When I reframed this diagnosis as an unexpected consulting assignment, it gave me the wherewithal to gather and analyze information on behalf of a client (my small, scared self). As a consultant, I had a better chance of approaching the situation with patience, objectivity and curiosity, rather than shutting down or making a rash decision. Even if doctors or staff behaved bureaucratically, indifferently or condescendingly, as a consultant I could keep enough psychological distance to stay the course. Shifting my mindset meant I could join a discussion group at a breast cancer website without feeling like I was becoming a citizen of Cancer Land. I saw it as a resource while performing due diligence for my “client”. Reading other women’s reactions to this diagnosis validated my own. Their experiences with health care personnel gave my consultant strategies for encounters of the medical kind.
Before a follow up session with an oncologist, who had rushed through our first meeting, my consultant self brushed up on studies, terminology and questions to pursue my “client’s” agenda. When this specialist misremembered the initial discussion and couldn’t immediately answer a basic question, I knew I needed to find another doctor for my “client”. Minutes later, a chance exchange in the hospital reception area confirmed that another oncologist would likely be a better fit. I set up an appointment. Being exposed to a variety of health care professionals in a short period of time helped me clarify what I valued in a doctor. My consultant used those criteria to find a new primary care physician, too, something my small self had been meaning to do. Since the real, introverted me despises making phone calls, especially to strangers, I enlisted my consultant to find an answer to a question. She kept her decorum while being shunted from one person, department and phone number to another until she received the answer. I just wish I could pay her my former salary.
As for that unattributed quote, my consultant reports it’s a shortened version of the Law of Conservation of Mass (nothing is lost, nothing is created, everything is transformed). Its discovery in the late 18th century is credited to Antoine Lavoisier, a French nobleman and chemist. I had to laugh that a scientific principle, plucked out of context and, um, transformed into Internet inspiration, had prompted a necessary inner shift. Perhaps faux spiritual Facebook eye candy does some good. although I would not use it to guide medical decisions.

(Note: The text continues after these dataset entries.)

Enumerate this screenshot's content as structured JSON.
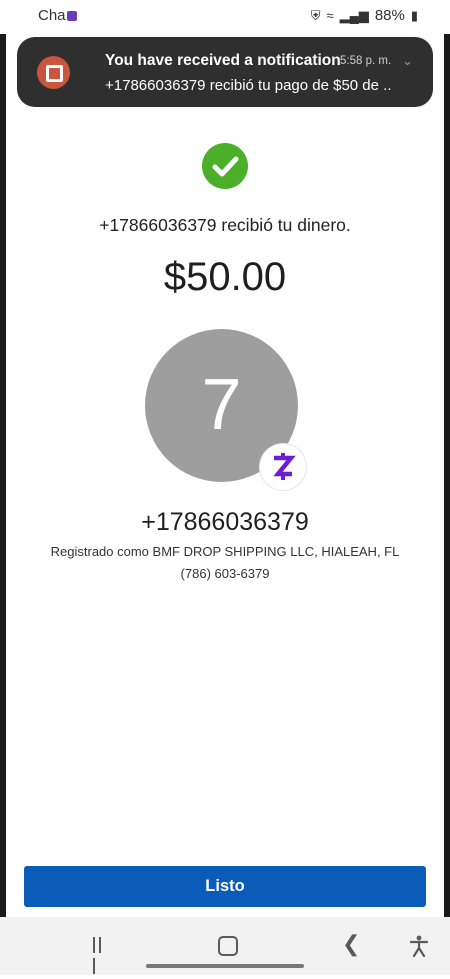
{
  "status_bar": {
    "app_label": "Cha",
    "battery": "88%"
  },
  "notification": {
    "title": "You have received a notification",
    "time": "5:58 p. m.",
    "body": "+17866036379 recibió tu pago de $50 de .."
  },
  "payment": {
    "message": "+17866036379 recibió tu dinero.",
    "amount": "$50.00"
  },
  "recipient": {
    "avatar_initial": "7",
    "phone": "+17866036379",
    "registered": "Registrado como BMF DROP SHIPPING LLC, HIALEAH, FL",
    "phone_secondary": "(786) 603-6379"
  },
  "actions": {
    "done_label": "Listo"
  },
  "colors": {
    "accent": "#0a5cb8",
    "success": "#4caf2a",
    "zelle": "#6d1ed4"
  }
}
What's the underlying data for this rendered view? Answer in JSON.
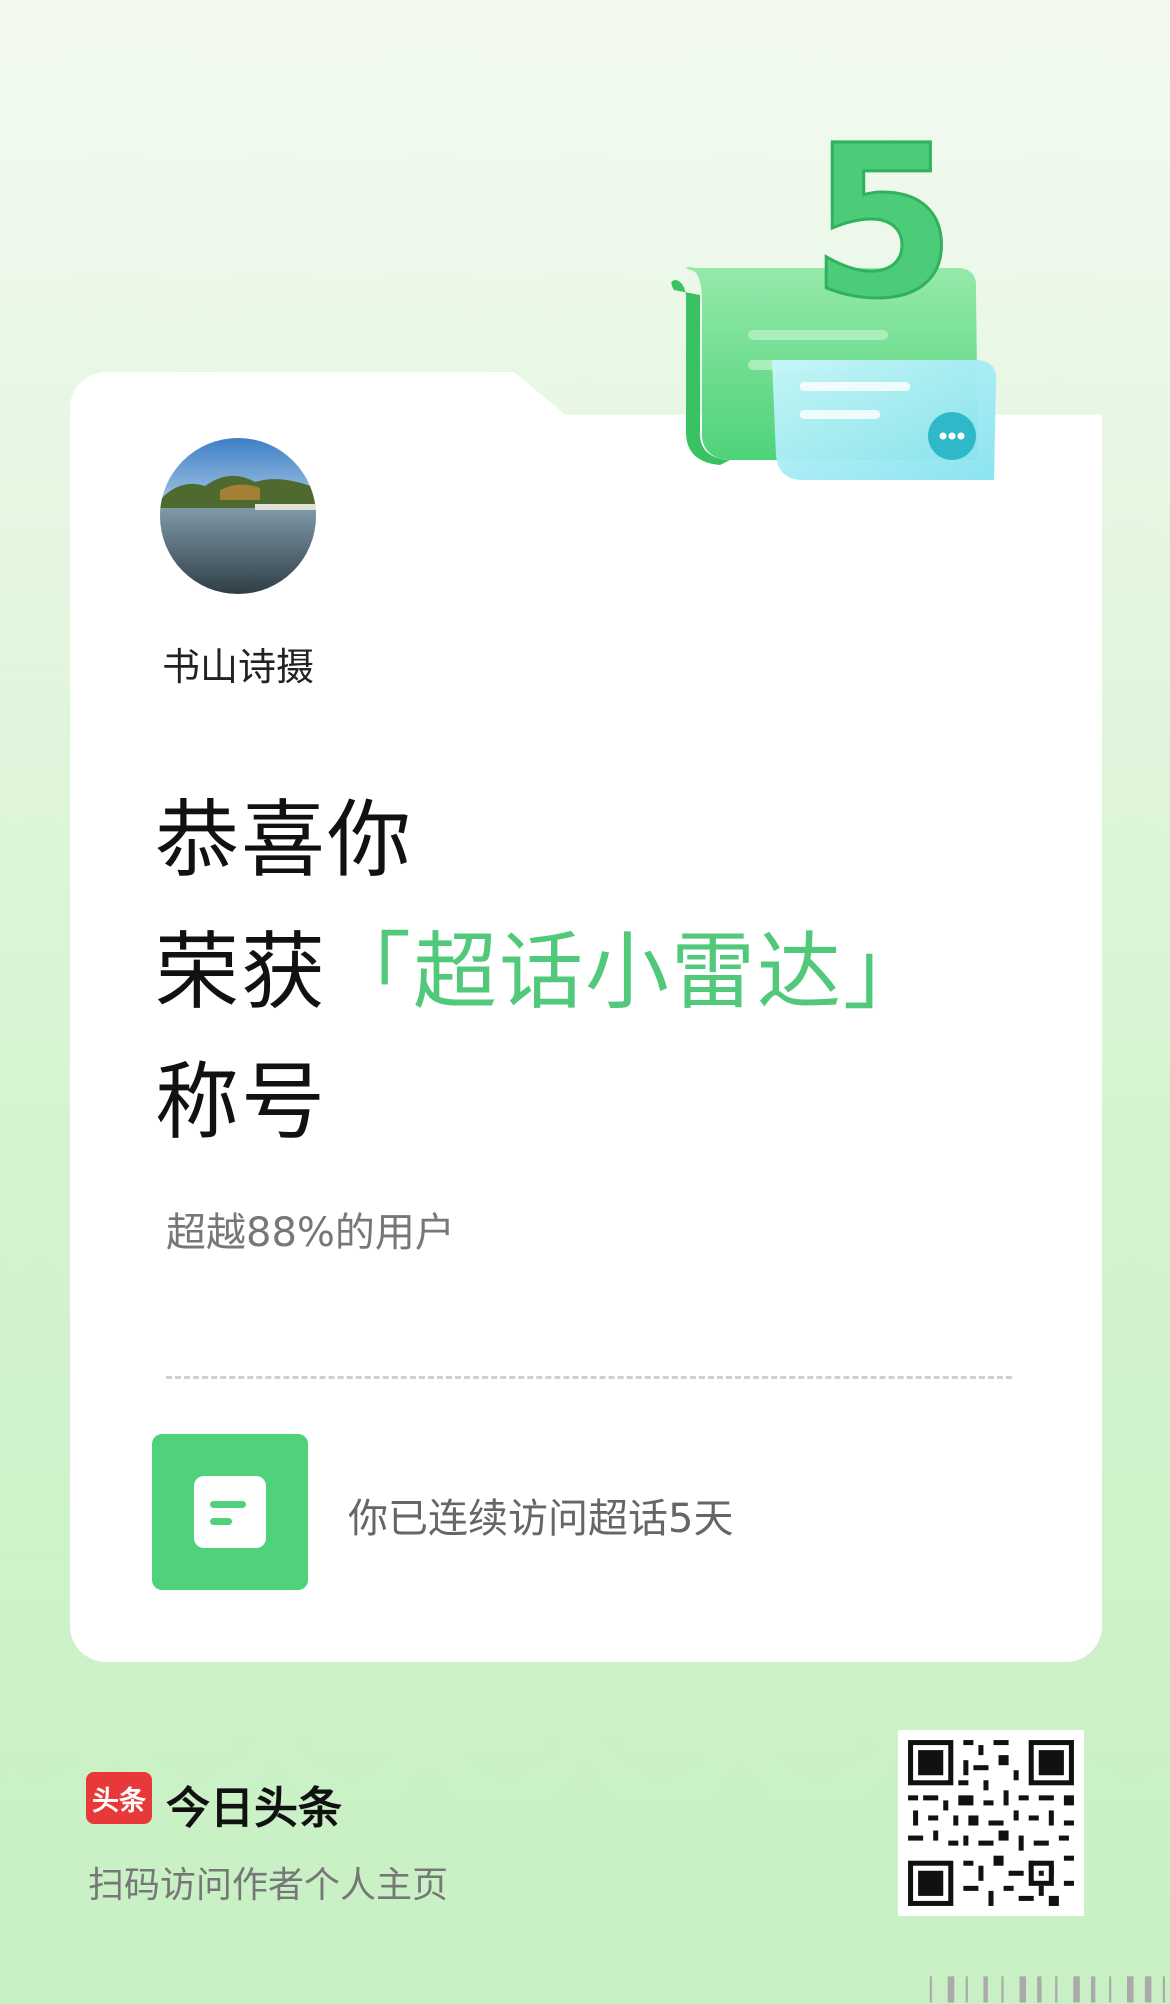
{
  "badge": {
    "day_count": "5"
  },
  "profile": {
    "username": "书山诗摄"
  },
  "award": {
    "line1": "恭喜你",
    "line2_prefix": "荣获",
    "title": "「超话小雷达」",
    "line3": "称号",
    "percent_text": "超越88%的用户"
  },
  "streak": {
    "text": "你已连续访问超话5天"
  },
  "footer": {
    "brand_logo": "头条",
    "brand_name": "今日头条",
    "scan_hint": "扫码访问作者个人主页"
  },
  "colors": {
    "accent": "#52c97a",
    "icon_green": "#4fd27a",
    "brand_red": "#e8393a"
  }
}
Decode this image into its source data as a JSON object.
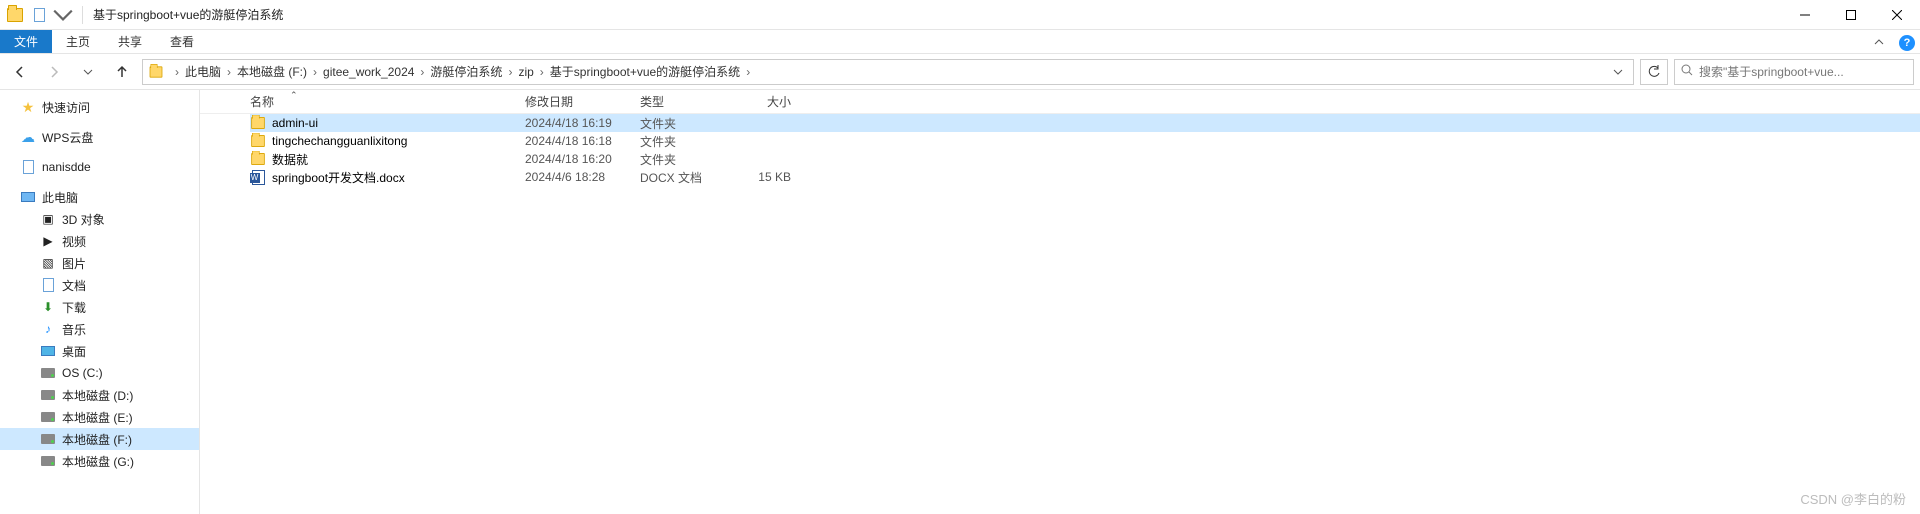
{
  "window": {
    "title": "基于springboot+vue的游艇停泊系统"
  },
  "ribbon": {
    "tabs": [
      "文件",
      "主页",
      "共享",
      "查看"
    ],
    "help_tip": "?"
  },
  "breadcrumbs": {
    "items": [
      "此电脑",
      "本地磁盘 (F:)",
      "gitee_work_2024",
      "游艇停泊系统",
      "zip",
      "基于springboot+vue的游艇停泊系统"
    ]
  },
  "search": {
    "placeholder": "搜索\"基于springboot+vue..."
  },
  "sidebar": {
    "quick_access": "快速访问",
    "wps_cloud": "WPS云盘",
    "nanisdde": "nanisdde",
    "this_pc": "此电脑",
    "sub": {
      "objects3d": "3D 对象",
      "videos": "视频",
      "pictures": "图片",
      "documents": "文档",
      "downloads": "下载",
      "music": "音乐",
      "desktop": "桌面",
      "os_c": "OS (C:)",
      "disk_d": "本地磁盘 (D:)",
      "disk_e": "本地磁盘 (E:)",
      "disk_f": "本地磁盘 (F:)",
      "disk_g": "本地磁盘 (G:)"
    }
  },
  "columns": {
    "name": "名称",
    "date": "修改日期",
    "type": "类型",
    "size": "大小"
  },
  "rows": [
    {
      "name": "admin-ui",
      "date": "2024/4/18 16:19",
      "type": "文件夹",
      "size": "",
      "kind": "folder",
      "selected": true
    },
    {
      "name": "tingchechangguanlixitong",
      "date": "2024/4/18 16:18",
      "type": "文件夹",
      "size": "",
      "kind": "folder"
    },
    {
      "name": "数据就",
      "date": "2024/4/18 16:20",
      "type": "文件夹",
      "size": "",
      "kind": "folder"
    },
    {
      "name": "springboot开发文档.docx",
      "date": "2024/4/6 18:28",
      "type": "DOCX 文档",
      "size": "15 KB",
      "kind": "docx"
    }
  ],
  "watermark": "CSDN @李白的粉"
}
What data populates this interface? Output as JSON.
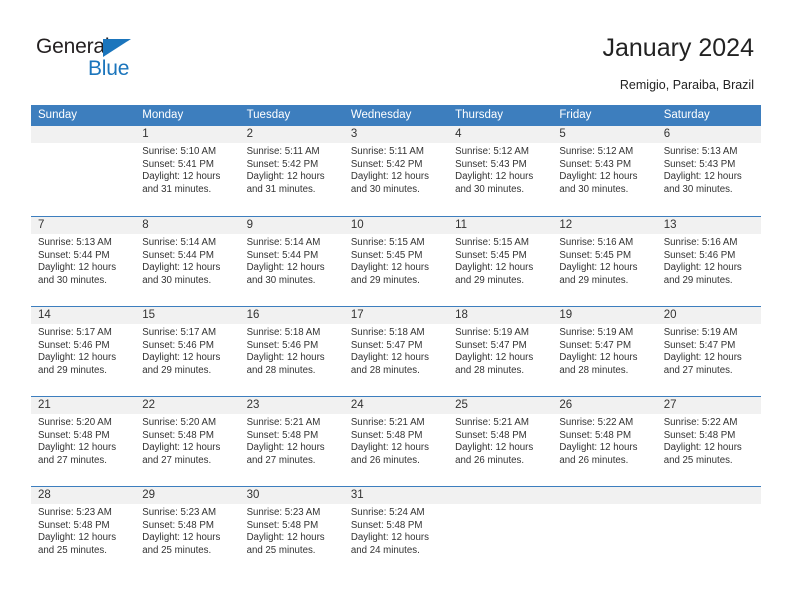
{
  "brand": {
    "name_part1": "General",
    "name_part2": "Blue",
    "triangle_icon": "blue-triangle-icon",
    "accent_color": "#1b75bc"
  },
  "header": {
    "title": "January 2024",
    "location": "Remigio, Paraiba, Brazil"
  },
  "theme": {
    "header_bg": "#3d7ebe",
    "date_strip_bg": "#f1f1f1",
    "text_color": "#333333"
  },
  "weekdays": [
    "Sunday",
    "Monday",
    "Tuesday",
    "Wednesday",
    "Thursday",
    "Friday",
    "Saturday"
  ],
  "weeks": [
    [
      {
        "date": "",
        "sunrise": "",
        "sunset": "",
        "daylight_line1": "",
        "daylight_line2": ""
      },
      {
        "date": "1",
        "sunrise": "Sunrise: 5:10 AM",
        "sunset": "Sunset: 5:41 PM",
        "daylight_line1": "Daylight: 12 hours",
        "daylight_line2": "and 31 minutes."
      },
      {
        "date": "2",
        "sunrise": "Sunrise: 5:11 AM",
        "sunset": "Sunset: 5:42 PM",
        "daylight_line1": "Daylight: 12 hours",
        "daylight_line2": "and 31 minutes."
      },
      {
        "date": "3",
        "sunrise": "Sunrise: 5:11 AM",
        "sunset": "Sunset: 5:42 PM",
        "daylight_line1": "Daylight: 12 hours",
        "daylight_line2": "and 30 minutes."
      },
      {
        "date": "4",
        "sunrise": "Sunrise: 5:12 AM",
        "sunset": "Sunset: 5:43 PM",
        "daylight_line1": "Daylight: 12 hours",
        "daylight_line2": "and 30 minutes."
      },
      {
        "date": "5",
        "sunrise": "Sunrise: 5:12 AM",
        "sunset": "Sunset: 5:43 PM",
        "daylight_line1": "Daylight: 12 hours",
        "daylight_line2": "and 30 minutes."
      },
      {
        "date": "6",
        "sunrise": "Sunrise: 5:13 AM",
        "sunset": "Sunset: 5:43 PM",
        "daylight_line1": "Daylight: 12 hours",
        "daylight_line2": "and 30 minutes."
      }
    ],
    [
      {
        "date": "7",
        "sunrise": "Sunrise: 5:13 AM",
        "sunset": "Sunset: 5:44 PM",
        "daylight_line1": "Daylight: 12 hours",
        "daylight_line2": "and 30 minutes."
      },
      {
        "date": "8",
        "sunrise": "Sunrise: 5:14 AM",
        "sunset": "Sunset: 5:44 PM",
        "daylight_line1": "Daylight: 12 hours",
        "daylight_line2": "and 30 minutes."
      },
      {
        "date": "9",
        "sunrise": "Sunrise: 5:14 AM",
        "sunset": "Sunset: 5:44 PM",
        "daylight_line1": "Daylight: 12 hours",
        "daylight_line2": "and 30 minutes."
      },
      {
        "date": "10",
        "sunrise": "Sunrise: 5:15 AM",
        "sunset": "Sunset: 5:45 PM",
        "daylight_line1": "Daylight: 12 hours",
        "daylight_line2": "and 29 minutes."
      },
      {
        "date": "11",
        "sunrise": "Sunrise: 5:15 AM",
        "sunset": "Sunset: 5:45 PM",
        "daylight_line1": "Daylight: 12 hours",
        "daylight_line2": "and 29 minutes."
      },
      {
        "date": "12",
        "sunrise": "Sunrise: 5:16 AM",
        "sunset": "Sunset: 5:45 PM",
        "daylight_line1": "Daylight: 12 hours",
        "daylight_line2": "and 29 minutes."
      },
      {
        "date": "13",
        "sunrise": "Sunrise: 5:16 AM",
        "sunset": "Sunset: 5:46 PM",
        "daylight_line1": "Daylight: 12 hours",
        "daylight_line2": "and 29 minutes."
      }
    ],
    [
      {
        "date": "14",
        "sunrise": "Sunrise: 5:17 AM",
        "sunset": "Sunset: 5:46 PM",
        "daylight_line1": "Daylight: 12 hours",
        "daylight_line2": "and 29 minutes."
      },
      {
        "date": "15",
        "sunrise": "Sunrise: 5:17 AM",
        "sunset": "Sunset: 5:46 PM",
        "daylight_line1": "Daylight: 12 hours",
        "daylight_line2": "and 29 minutes."
      },
      {
        "date": "16",
        "sunrise": "Sunrise: 5:18 AM",
        "sunset": "Sunset: 5:46 PM",
        "daylight_line1": "Daylight: 12 hours",
        "daylight_line2": "and 28 minutes."
      },
      {
        "date": "17",
        "sunrise": "Sunrise: 5:18 AM",
        "sunset": "Sunset: 5:47 PM",
        "daylight_line1": "Daylight: 12 hours",
        "daylight_line2": "and 28 minutes."
      },
      {
        "date": "18",
        "sunrise": "Sunrise: 5:19 AM",
        "sunset": "Sunset: 5:47 PM",
        "daylight_line1": "Daylight: 12 hours",
        "daylight_line2": "and 28 minutes."
      },
      {
        "date": "19",
        "sunrise": "Sunrise: 5:19 AM",
        "sunset": "Sunset: 5:47 PM",
        "daylight_line1": "Daylight: 12 hours",
        "daylight_line2": "and 28 minutes."
      },
      {
        "date": "20",
        "sunrise": "Sunrise: 5:19 AM",
        "sunset": "Sunset: 5:47 PM",
        "daylight_line1": "Daylight: 12 hours",
        "daylight_line2": "and 27 minutes."
      }
    ],
    [
      {
        "date": "21",
        "sunrise": "Sunrise: 5:20 AM",
        "sunset": "Sunset: 5:48 PM",
        "daylight_line1": "Daylight: 12 hours",
        "daylight_line2": "and 27 minutes."
      },
      {
        "date": "22",
        "sunrise": "Sunrise: 5:20 AM",
        "sunset": "Sunset: 5:48 PM",
        "daylight_line1": "Daylight: 12 hours",
        "daylight_line2": "and 27 minutes."
      },
      {
        "date": "23",
        "sunrise": "Sunrise: 5:21 AM",
        "sunset": "Sunset: 5:48 PM",
        "daylight_line1": "Daylight: 12 hours",
        "daylight_line2": "and 27 minutes."
      },
      {
        "date": "24",
        "sunrise": "Sunrise: 5:21 AM",
        "sunset": "Sunset: 5:48 PM",
        "daylight_line1": "Daylight: 12 hours",
        "daylight_line2": "and 26 minutes."
      },
      {
        "date": "25",
        "sunrise": "Sunrise: 5:21 AM",
        "sunset": "Sunset: 5:48 PM",
        "daylight_line1": "Daylight: 12 hours",
        "daylight_line2": "and 26 minutes."
      },
      {
        "date": "26",
        "sunrise": "Sunrise: 5:22 AM",
        "sunset": "Sunset: 5:48 PM",
        "daylight_line1": "Daylight: 12 hours",
        "daylight_line2": "and 26 minutes."
      },
      {
        "date": "27",
        "sunrise": "Sunrise: 5:22 AM",
        "sunset": "Sunset: 5:48 PM",
        "daylight_line1": "Daylight: 12 hours",
        "daylight_line2": "and 25 minutes."
      }
    ],
    [
      {
        "date": "28",
        "sunrise": "Sunrise: 5:23 AM",
        "sunset": "Sunset: 5:48 PM",
        "daylight_line1": "Daylight: 12 hours",
        "daylight_line2": "and 25 minutes."
      },
      {
        "date": "29",
        "sunrise": "Sunrise: 5:23 AM",
        "sunset": "Sunset: 5:48 PM",
        "daylight_line1": "Daylight: 12 hours",
        "daylight_line2": "and 25 minutes."
      },
      {
        "date": "30",
        "sunrise": "Sunrise: 5:23 AM",
        "sunset": "Sunset: 5:48 PM",
        "daylight_line1": "Daylight: 12 hours",
        "daylight_line2": "and 25 minutes."
      },
      {
        "date": "31",
        "sunrise": "Sunrise: 5:24 AM",
        "sunset": "Sunset: 5:48 PM",
        "daylight_line1": "Daylight: 12 hours",
        "daylight_line2": "and 24 minutes."
      },
      {
        "date": "",
        "sunrise": "",
        "sunset": "",
        "daylight_line1": "",
        "daylight_line2": ""
      },
      {
        "date": "",
        "sunrise": "",
        "sunset": "",
        "daylight_line1": "",
        "daylight_line2": ""
      },
      {
        "date": "",
        "sunrise": "",
        "sunset": "",
        "daylight_line1": "",
        "daylight_line2": ""
      }
    ]
  ]
}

As I learned from my exhausting and ultimately soul-numbing foray into consulting, getting too fixated on any idea about what I will do may not prove sustainable or wise. I suspect that somewhere between “trust your gut” and “information is power” I will find the next step. Still, when presented with a complex or frustrating situation, being present is more helpful than spouting platitudes. These days, in a sound bite culture, they seem to swirl in the ether and in the air, obscuring clarity and even reality.